When implemented in AI, the parallel of each neuron is a unit that’s connected to other units. For example, like in the last lecture, the AI might map two inputs, x₁ and x₂, to whether it is going to rain today or not. Last lecture, we suggested the following form for this hypothesis function: h(x₁, x₂) = w₀ + w₁x₁ + w₂x₂, where w₁ and w₂ are weights that modify the inputs, and w₀ is a constant, also called bias, modifying the value of the whole expression.
Activation Functions
To use the hypothesis function to decide whether it rains or not, we need to create some sort of threshold based on the value it produces.
One way to do this is with a step function, which gives 0 before a certain threshold is reached and 1 after the threshold is reached.
Another way to go about this is with a logistic function, which gives as output any real number from 0 to 1, thus expressing graded confidence in its judgment.
Another possible function is Rectified Linear Unit (ReLU), which allows the output to be any positive value. If the value is negative, ReLU sets it to 0.
Whichever function we choose to use, we learned last lecture that the inputs are modified by weights in addition to the bias, and the sum of those is passed to an activation function. This stays true for simple neural networks.
Neural Network Structure
A neural network can be thought of as a representation of the idea above, where a function sums up inputs to produce an output.
The two white units on the left are the input and the unit on the right is an output. The inputs are connected to the output by a weighted edge. To make a decision, the output unit multiplies the inputs by their weights in addition to the bias (w₀), and the uses function g to determine the output.

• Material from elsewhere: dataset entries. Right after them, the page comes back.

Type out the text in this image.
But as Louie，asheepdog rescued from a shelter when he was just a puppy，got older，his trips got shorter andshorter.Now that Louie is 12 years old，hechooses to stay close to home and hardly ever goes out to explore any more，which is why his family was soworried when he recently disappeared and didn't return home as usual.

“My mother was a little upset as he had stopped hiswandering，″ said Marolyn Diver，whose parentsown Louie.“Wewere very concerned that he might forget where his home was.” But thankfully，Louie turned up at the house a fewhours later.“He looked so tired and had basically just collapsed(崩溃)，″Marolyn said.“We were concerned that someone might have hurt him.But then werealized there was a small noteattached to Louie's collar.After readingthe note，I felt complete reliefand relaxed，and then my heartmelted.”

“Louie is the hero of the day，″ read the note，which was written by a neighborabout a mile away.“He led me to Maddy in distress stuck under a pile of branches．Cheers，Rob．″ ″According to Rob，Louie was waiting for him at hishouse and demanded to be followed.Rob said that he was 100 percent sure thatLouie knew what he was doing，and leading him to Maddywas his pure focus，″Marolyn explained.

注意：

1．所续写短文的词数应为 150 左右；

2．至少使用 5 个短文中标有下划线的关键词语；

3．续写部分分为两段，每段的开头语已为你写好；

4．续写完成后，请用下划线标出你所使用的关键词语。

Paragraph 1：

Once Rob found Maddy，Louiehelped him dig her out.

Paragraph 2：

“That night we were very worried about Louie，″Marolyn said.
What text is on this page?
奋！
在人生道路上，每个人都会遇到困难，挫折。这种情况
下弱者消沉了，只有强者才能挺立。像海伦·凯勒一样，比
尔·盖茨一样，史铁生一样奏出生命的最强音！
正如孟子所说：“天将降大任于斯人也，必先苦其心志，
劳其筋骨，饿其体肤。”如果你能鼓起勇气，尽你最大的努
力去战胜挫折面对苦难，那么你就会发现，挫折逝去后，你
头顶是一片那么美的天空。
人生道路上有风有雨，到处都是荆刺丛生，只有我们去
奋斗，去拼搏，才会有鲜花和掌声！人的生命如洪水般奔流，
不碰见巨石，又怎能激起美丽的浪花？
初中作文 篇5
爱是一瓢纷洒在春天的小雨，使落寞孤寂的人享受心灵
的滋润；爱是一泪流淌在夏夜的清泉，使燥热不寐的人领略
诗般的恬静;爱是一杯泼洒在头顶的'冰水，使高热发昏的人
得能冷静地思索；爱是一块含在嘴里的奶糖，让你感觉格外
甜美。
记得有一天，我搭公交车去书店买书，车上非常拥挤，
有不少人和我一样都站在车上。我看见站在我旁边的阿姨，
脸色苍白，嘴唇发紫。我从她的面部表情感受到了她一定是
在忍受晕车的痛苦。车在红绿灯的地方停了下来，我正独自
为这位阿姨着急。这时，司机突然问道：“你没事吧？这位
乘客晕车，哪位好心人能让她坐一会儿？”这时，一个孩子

For example, an Or logical connective can be represented as a function f with the following truth table:
x | y | f(x, y) |
---|---|---|
0 | 0 | 0 |
0 | 1 | 1 |
1 | 0 | 1 |
1 | 1 | 1 |
We can visualize this function as a neural network. x₁ is one input unit, and x₂ is another input unit. They are connected to the output unit by an edge with a weight of 1. The output unit then uses function g(-1 + 1x₁ + 2x₂) with a threshold of 0 to output either 0 or 1 (false or true).
For example, in the case where x₁ = x₂ = 0, the sum is (-1). This is below the threshold, so the function g will output 0. However, if either or both of x₁ or x₂ are equal to 1, then the sum of all inputs will be either 0 or 1. Both are at or above the threshold, so the function will output 1.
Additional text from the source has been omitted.